8th of 7, Dec 16 2007

       I first saw this technology you describe on National Geographics - Fight Science Lab. They used high-speed, high-resolution, infrared motion-capture cameras with other measuring devices which allowed scientists to create computer animations of how martial artists' bones and muscles move during a fight. In another experiment, they also measured techniques to find out which was the deadliest.   

       For a cheaper way to identify and measure - - check out the [link] I provided, a guy in Finland is doing the same thing using his cellphone.
pyggy potamus, Dec 16 2007

       //An issue with skin mounted strain gauges...// Yes, you're probably right. On the other hand, though, it's going to be a while before gyms are equipped with large enough MRIs.

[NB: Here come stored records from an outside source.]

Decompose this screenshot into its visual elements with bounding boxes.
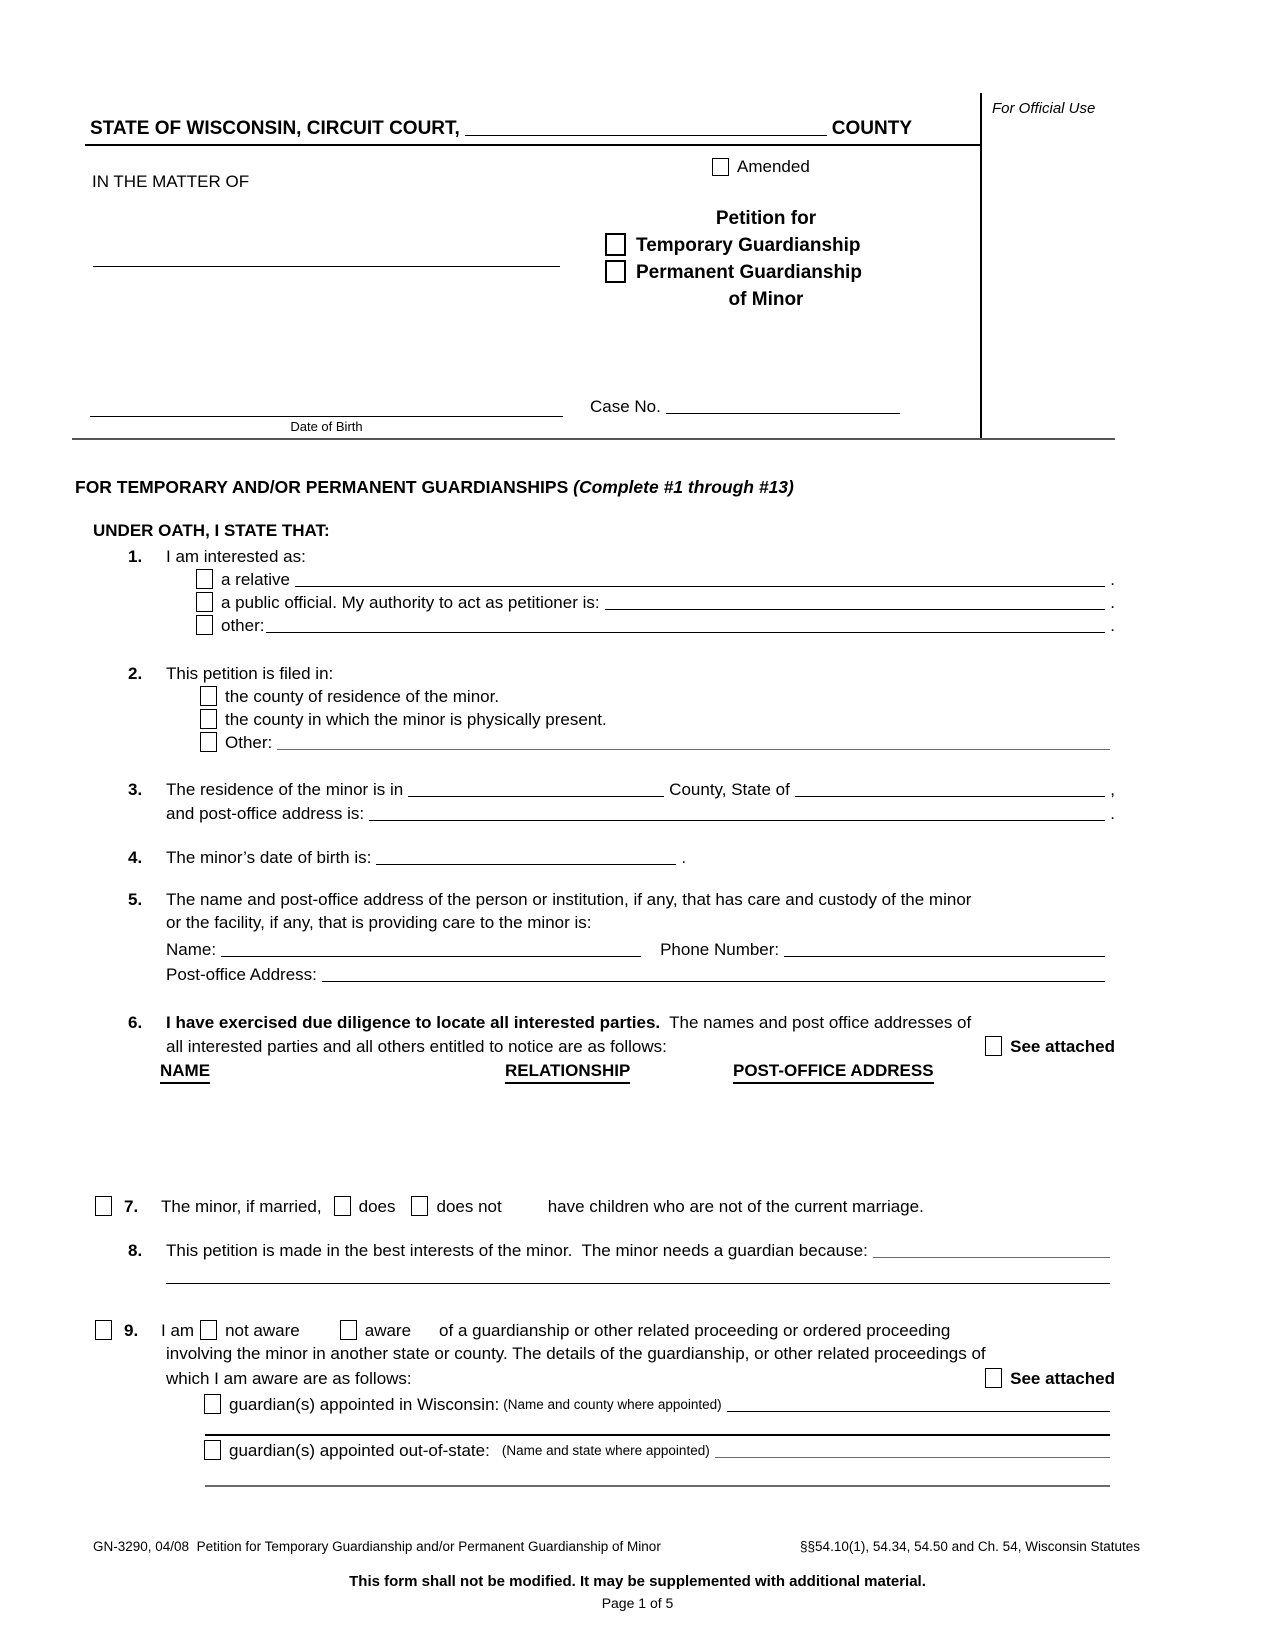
header-bottom-rule <box>72 438 1115 440</box>
official-use-divider <box>980 93 982 439</box>
section-heading-italic: (Complete #1 through #13) <box>573 477 794 497</box>
item6-line1 <box>128 1012 971 1034</box>
permanent-guardianship-label: Permanent Guardianship <box>636 262 862 283</box>
item6-line2 <box>166 1036 1115 1058</box>
temporary-guardianship-checkbox[interactable] <box>605 233 626 256</box>
column-header-post-office-address: POST-OFFICE ADDRESS <box>733 1061 934 1084</box>
footer-row <box>93 1536 1140 1558</box>
item4-number: 4. <box>128 848 143 867</box>
item3-line2 <box>166 803 1115 825</box>
care-address-label: Post-office Address: <box>166 965 317 984</box>
wisconsin-guardian-note: (Name and county where appointed) <box>503 1397 722 1412</box>
item1-row <box>128 546 306 568</box>
amended-row <box>712 156 810 178</box>
guardian-because-blank-line2[interactable] <box>166 1283 1110 1284</box>
footer-notice: This form shall not be modified. It may be supplemented with additional material. <box>349 1573 926 1590</box>
period: . <box>1110 804 1115 823</box>
in-the-matter-of-label: IN THE MATTER OF <box>92 172 250 191</box>
form-title-line2: of Minor <box>728 289 804 310</box>
other-interest-blank[interactable] <box>266 632 1105 633</box>
item6-number: 6. <box>128 1013 143 1032</box>
county-name-blank[interactable] <box>465 135 827 136</box>
case-no-blank[interactable] <box>666 413 900 414</box>
period: . <box>1110 570 1115 589</box>
filed-other-blank[interactable] <box>277 749 1110 750</box>
item7-number: 7. <box>124 1197 139 1216</box>
care-name-blank[interactable] <box>221 956 641 957</box>
form-title-block <box>600 204 932 312</box>
filed-other-label: Other: <box>225 733 273 752</box>
care-address-blank[interactable] <box>322 981 1105 982</box>
item3-number: 3. <box>128 780 143 799</box>
out-of-state-guardian-blank-line2[interactable] <box>205 1485 1110 1487</box>
wisconsin-guardian-blank[interactable] <box>727 1411 1110 1412</box>
temporary-guardianship-row <box>600 231 932 258</box>
footer-statutes: §§54.10(1), 54.34, 54.50 and Ch. 54, Wisconsin Statutes <box>800 1539 1140 1554</box>
period: . <box>681 848 687 867</box>
other-interest-label: other: <box>221 616 265 635</box>
item1-option-other <box>196 615 1115 637</box>
wisconsin-guardian-checkbox[interactable] <box>204 1394 221 1414</box>
column-header-name: NAME <box>160 1061 210 1084</box>
item2-text: This petition is filed in: <box>166 664 334 683</box>
item1-number: 1. <box>128 547 143 566</box>
not-aware-label: not aware <box>225 1321 300 1340</box>
form-title-line1: Petition for <box>715 208 817 229</box>
section-heading <box>75 476 794 498</box>
public-official-checkbox[interactable] <box>196 592 213 612</box>
item3-text3: and post-office address is: <box>166 804 365 823</box>
matter-name-blank[interactable] <box>93 266 560 267</box>
item1-option-public-official <box>196 592 1115 614</box>
date-of-birth-blank[interactable] <box>90 416 563 417</box>
period: . <box>1110 593 1115 612</box>
guardian-because-blank[interactable] <box>873 1257 1110 1258</box>
footer-form-id: GN-3290, 04/08 Petition for Temporary Guardianship and/or Permanent Guardianship of Minor <box>93 1539 661 1554</box>
column-header-relationship: RELATIONSHIP <box>505 1061 630 1084</box>
item9-line3 <box>166 1368 1115 1390</box>
does-not-label: does not <box>436 1197 502 1216</box>
item9-text1: I am <box>161 1321 195 1340</box>
item9-checkbox[interactable] <box>95 1320 112 1340</box>
item5-name-row <box>166 939 1110 961</box>
item3-text2: County, State of <box>669 780 790 799</box>
case-no-row <box>590 396 905 418</box>
out-of-state-guardian-checkbox[interactable] <box>204 1440 221 1460</box>
relative-label: a relative <box>221 570 290 589</box>
does-checkbox[interactable] <box>334 1196 351 1216</box>
item5-number: 5. <box>128 890 143 909</box>
item9-see-attached-checkbox[interactable] <box>985 1368 1002 1388</box>
item5-address-row <box>166 964 1110 986</box>
county-present-checkbox[interactable] <box>200 709 217 729</box>
other-interest-checkbox[interactable] <box>196 615 213 635</box>
relative-blank[interactable] <box>295 586 1105 587</box>
permanent-guardianship-row <box>600 258 932 285</box>
item6-see-attached-label: See attached <box>1010 1037 1115 1056</box>
post-office-address-blank[interactable] <box>369 820 1105 821</box>
wisconsin-guardian-blank-line2[interactable] <box>205 1434 1110 1436</box>
public-official-blank[interactable] <box>605 609 1106 610</box>
item9-line1 <box>95 1320 950 1342</box>
item2-option-residence <box>200 686 499 708</box>
residence-state-blank[interactable] <box>795 796 1105 797</box>
item6-bold-text: I have exercised due diligence to locate all interested parties. <box>166 1013 661 1032</box>
filed-other-checkbox[interactable] <box>200 732 217 752</box>
permanent-guardianship-checkbox[interactable] <box>605 260 626 283</box>
item7-text2: have children who are not of the current marriage. <box>547 1197 924 1216</box>
item5-text1: The name and post-office address of the person or institution, if any, that has care and custody of the minor <box>166 890 972 909</box>
item8-number: 8. <box>128 1241 143 1260</box>
wisconsin-guardian-label: guardian(s) appointed in Wisconsin: <box>229 1395 500 1414</box>
item2-row <box>128 663 333 685</box>
oath-statement: UNDER OATH, I STATE THAT: <box>93 521 330 540</box>
header-rule <box>85 144 980 146</box>
period: . <box>1110 616 1115 635</box>
item4-text: The minor’s date of birth is: <box>166 848 372 867</box>
out-of-state-guardian-blank[interactable] <box>715 1457 1110 1458</box>
section-heading-bold: FOR TEMPORARY AND/OR PERMANENT GUARDIANSHIPS <box>75 477 574 497</box>
out-of-state-guardian-note: (Name and state where appointed) <box>501 1443 710 1458</box>
item5-line1 <box>128 889 971 911</box>
does-not-checkbox[interactable] <box>411 1196 428 1216</box>
county-present-label: the county in which the minor is physically present. <box>225 710 607 729</box>
item8-text: This petition is made in the best interests of the minor. The minor needs a guardian because: <box>166 1241 868 1260</box>
item2-number: 2. <box>128 664 143 683</box>
item2-option-other <box>200 732 1115 754</box>
item8-row <box>128 1240 1115 1262</box>
county-residence-checkbox[interactable] <box>200 686 217 706</box>
item4-row <box>128 847 686 869</box>
public-official-label: a public official. My authority to act as petitioner is: <box>221 593 600 612</box>
item7-text1: The minor, if married, <box>161 1197 322 1216</box>
case-no-label: Case No. <box>590 397 661 416</box>
county-residence-label: the county of residence of the minor. <box>225 687 500 706</box>
item9-see-attached-label: See attached <box>1010 1369 1115 1388</box>
item7-row <box>95 1196 1115 1218</box>
item1-text: I am interested as: <box>166 547 306 566</box>
wisconsin-guardian-row <box>204 1394 1115 1416</box>
item5-text2: or the facility, if any, that is providing care to the minor is: <box>166 913 592 932</box>
out-of-state-guardian-label: guardian(s) appointed out-of-state: <box>229 1441 490 1460</box>
item2-option-present <box>200 709 607 731</box>
item9-number: 9. <box>124 1321 139 1340</box>
item9-text3: which I am aware are as follows: <box>166 1369 412 1388</box>
court-caption-row <box>90 118 912 140</box>
item6-text2: all interested parties and all others entitled to notice are as follows: <box>166 1037 667 1056</box>
item7-checkbox[interactable] <box>95 1196 112 1216</box>
out-of-state-guardian-row <box>204 1440 1115 1462</box>
date-of-birth-caption: Date of Birth <box>290 419 363 434</box>
official-use-label: For Official Use <box>992 100 1096 117</box>
comma: , <box>1110 780 1115 799</box>
item6-see-attached-checkbox[interactable] <box>985 1036 1002 1056</box>
care-phone-blank[interactable] <box>784 956 1105 957</box>
court-caption: STATE OF WISCONSIN, CIRCUIT COURT, <box>90 118 460 139</box>
amended-checkbox[interactable] <box>712 158 729 176</box>
not-aware-checkbox[interactable] <box>200 1320 217 1340</box>
footer-page-number: Page 1 of 5 <box>601 1595 674 1611</box>
item1-option-relative <box>196 569 1115 591</box>
aware-label: aware <box>364 1321 412 1340</box>
aware-checkbox[interactable] <box>340 1320 357 1340</box>
item9-line2: involving the minor in another state or county. The details of the guardianship, or other related proceedings of <box>166 1344 986 1363</box>
item3-text1: The residence of the minor is in <box>166 780 404 799</box>
care-name-label: Name: <box>166 940 217 959</box>
item6-text1: The names and post office addresses of <box>669 1013 972 1032</box>
item3-line1 <box>128 779 1115 801</box>
residence-county-blank[interactable] <box>408 796 664 797</box>
county-label: COUNTY <box>831 118 912 139</box>
minor-dob-blank[interactable] <box>376 864 676 865</box>
relative-checkbox[interactable] <box>196 569 213 589</box>
care-phone-label: Phone Number: <box>660 940 780 959</box>
amended-label: Amended <box>737 157 810 176</box>
does-label: does <box>358 1197 396 1216</box>
temporary-guardianship-label: Temporary Guardianship <box>636 235 861 256</box>
item9-text2: of a guardianship or other related proceeding or ordered proceeding <box>439 1321 951 1340</box>
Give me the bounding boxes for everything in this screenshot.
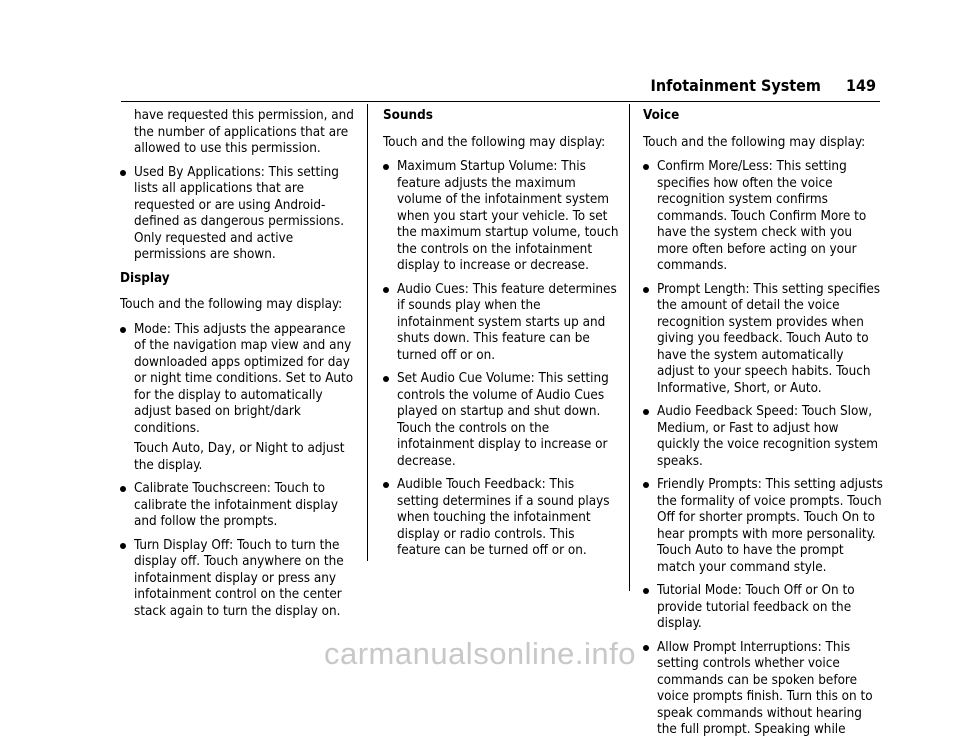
header-rule	[121, 101, 880, 102]
voice-heading: Voice	[643, 108, 680, 123]
bullet-icon	[120, 543, 126, 549]
bullet-icon	[383, 482, 389, 488]
list-item: Set Audio Cue Volume: This setting controls the volume of Audio Cues played on startup and shut down. Touch the controls on the infotainment display to increase or decrease.	[383, 371, 619, 470]
page-header	[651, 76, 876, 95]
bullet-icon	[643, 588, 649, 594]
continued-paragraph: have requested this permission, and the number of applications that are allowed to use this permission.	[134, 108, 354, 156]
bullet-icon	[643, 287, 649, 293]
list-item: Used By Applications: This setting lists all applications that are requested or are using Android-defined as dangerous permissions. Only requested and active permissions are shown.	[120, 165, 356, 264]
permissions-list	[120, 165, 356, 264]
list-item: Audible Touch Feedback: This setting determines if a sound plays when touching the infotainment display or radio controls. This feature can be turned off or on.	[383, 477, 619, 560]
bullet-icon	[120, 486, 126, 492]
list-item: Friendly Prompts: This setting adjusts the formality of voice prompts. Touch Off for shorter prompts. Touch On to hear prompts with more personality. Touch Auto to have the prompt match your command style.	[643, 477, 883, 576]
bullet-icon	[383, 376, 389, 382]
list-item: Allow Prompt Interruptions: This setting controls whether voice commands can be spoken before voice prompts finish. Turn this on to speak commands without hearing the full prompt. Speaking while	[643, 640, 883, 739]
list-item: Audio Cues: This feature determines if sounds play when the infotainment system starts up and shuts down. This feature can be turned off or on.	[383, 282, 619, 365]
column-divider-2	[629, 104, 630, 591]
bullet-icon	[120, 170, 126, 176]
column-middle	[383, 108, 619, 567]
watermark-text: carmanualsonline.info	[323, 636, 637, 671]
list-item: Maximum Startup Volume: This feature adjusts the maximum volume of the infotainment system when you start your vehicle. To set the maximum startup volume, touch the controls on the infotainment display to increase or decrease.	[383, 159, 619, 275]
list-item: Prompt Length: This setting specifies the amount of detail the voice recognition system provides when giving you feedback. Touch Auto to have the system automatically adjust to your speech habits. Touch Informative, Short, or Auto.	[643, 282, 883, 398]
bullet-icon	[643, 164, 649, 170]
bullet-icon	[383, 287, 389, 293]
list-item: Confirm More/Less: This setting specifies how often the voice recognition system confirms commands. Touch Confirm More to have the system check with you more often before acting on your commands.	[643, 159, 883, 275]
column-left	[120, 108, 356, 627]
list-item: Tutorial Mode: Touch Off or On to provide tutorial feedback on the display.	[643, 583, 883, 633]
sounds-intro: Touch and the following may display:	[383, 134, 606, 150]
mode-note: Touch Auto, Day, or Night to adjust the display.	[134, 441, 345, 473]
section-title: Infotainment System	[650, 76, 821, 95]
page-number: 149	[845, 76, 876, 95]
column-divider-1	[367, 104, 368, 561]
display-list	[120, 322, 356, 621]
voice-intro: Touch and the following may display:	[643, 134, 866, 150]
bullet-icon	[643, 409, 649, 415]
list-item: Turn Display Off: Touch to turn the display off. Touch anywhere on the infotainment display or press any infotainment control on the center stack again to turn the display on.	[120, 538, 356, 621]
list-item: Calibrate Touchscreen: Touch to calibrate the infotainment display and follow the prompts.	[120, 481, 356, 531]
bullet-icon	[120, 327, 126, 333]
bullet-icon	[383, 164, 389, 170]
list-item: Mode: This adjusts the appearance of the navigation map view and any downloaded apps optimized for day or night time conditions. Set to Auto for the display to automatically adjust based on bright/dark conditions. Touch Auto, Day, or Night to adjust the display.	[120, 322, 356, 475]
display-heading: Display	[120, 270, 170, 286]
sounds-heading: Sounds	[383, 108, 433, 123]
list-item: Audio Feedback Speed: Touch Slow, Medium, or Fast to adjust how quickly the voice recognition system speaks.	[643, 404, 883, 470]
display-intro: Touch and the following may display:	[120, 297, 343, 312]
bullet-icon	[643, 482, 649, 488]
sounds-list	[383, 159, 619, 560]
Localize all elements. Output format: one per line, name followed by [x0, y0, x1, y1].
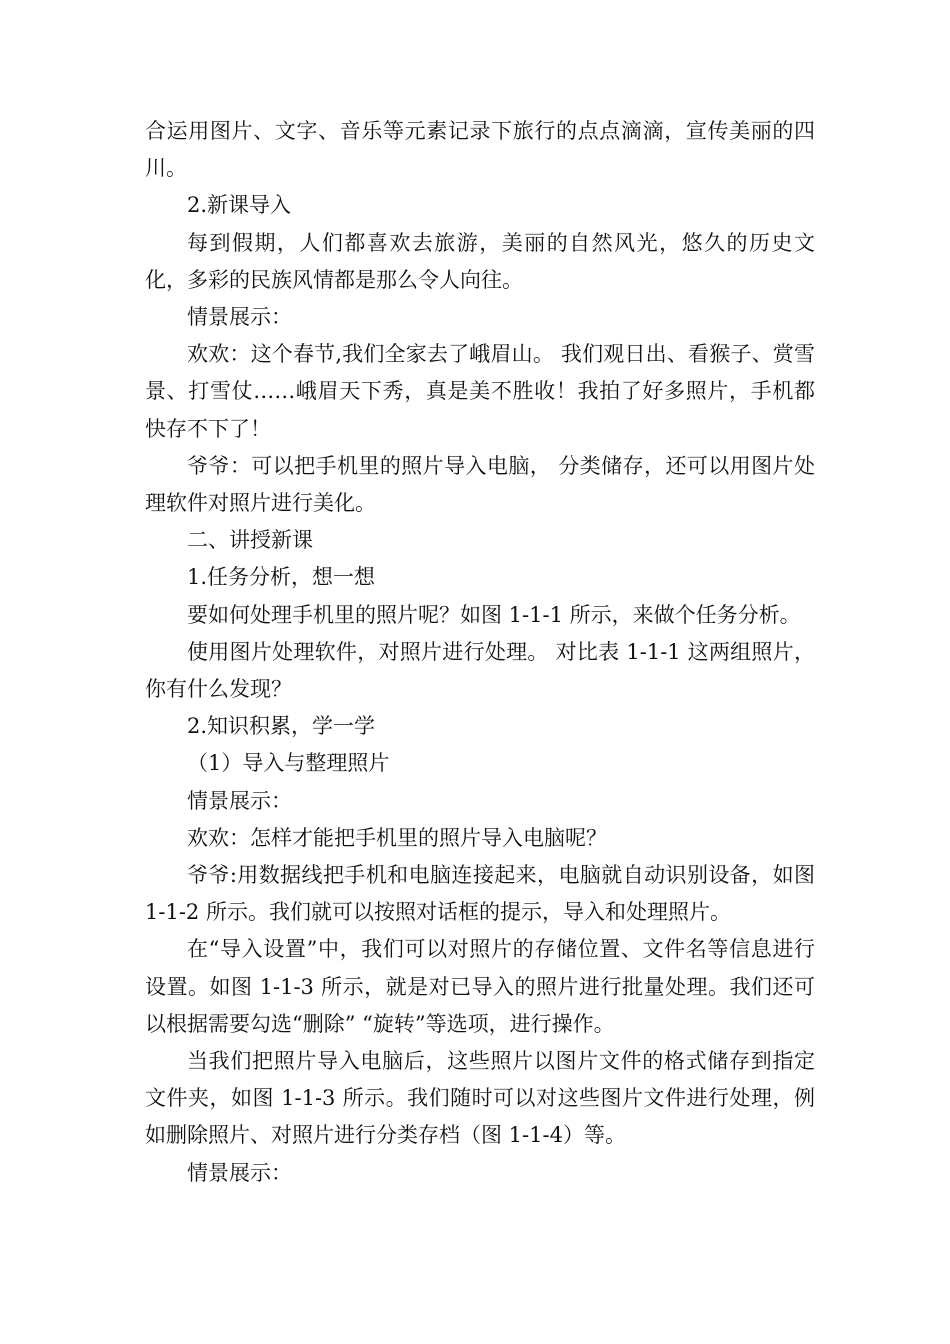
- paragraph: 欢欢：这个春节,我们全家去了峨眉山。 我们观日出、看猴子、赏雪景、打雪仗……峨眉天下秀，真是美不胜收！我拍了好多照片，手机都快存不下了！: [145, 342, 815, 441]
- paragraph: 在“导入设置”中，我们可以对照片的存储位置、文件名等信息进行设置。如图 1-1-3 所示，就是对已导入的照片进行批量处理。我们还可以根据需要勾选“删除” “旋转”等选项，进行操作。: [145, 937, 815, 1036]
- section-heading: 2.知识积累，学一学: [187, 714, 376, 739]
- paragraph: 情景展示：: [187, 1160, 292, 1185]
- section-heading: 二、讲授新课: [187, 528, 313, 553]
- paragraph: 要如何处理手机里的照片呢？如图 1-1-1 所示，来做个任务分析。: [187, 602, 801, 627]
- paragraph: 爷爷:用数据线把手机和电脑连接起来，电脑就自动识别设备，如图 1-1-2 所示。我们就可以按照对话框的提示，导入和处理照片。: [145, 863, 815, 925]
- paragraph: 情景展示：: [187, 788, 292, 813]
- paragraph: 每到假期，人们都喜欢去旅游，美丽的自然风光，悠久的历史文化，多彩的民族风情都是那么令人向往。: [145, 230, 815, 292]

I imagine that it's cheaper to have an experienced sports physio person with you, telling you which muscles you're using wrongly.
MaxwellBuchanan, Dec 16 2007

       Haven't seen Fight Science but normally those things are more artistic then scientific, and normally (I haven't seen otherwise) the muscles and internal doodads are passively or artistically driven.   

       But hey, paint some blood vessels on something and people think you are simulating blood vessels.
mylodon, Dec 17 2007

       [mylodon] I've provided a link to what the biomechanical engineering department of Wayne State University did for this particular Fight Science show. They determined the comparative strengths, advantages and limitations of the various martial arts styles, measuring and mapping the speed, force and range of nerves, muscles, bones and weapons.   

       Also, for [jaylev], if you're interested in this sort of thing, National Geographic has a new Fight Science show which will air next month. This time they will measure Mixed Martial Arts - like the ones we see on the Ultimate Fighting Championship , and special ops.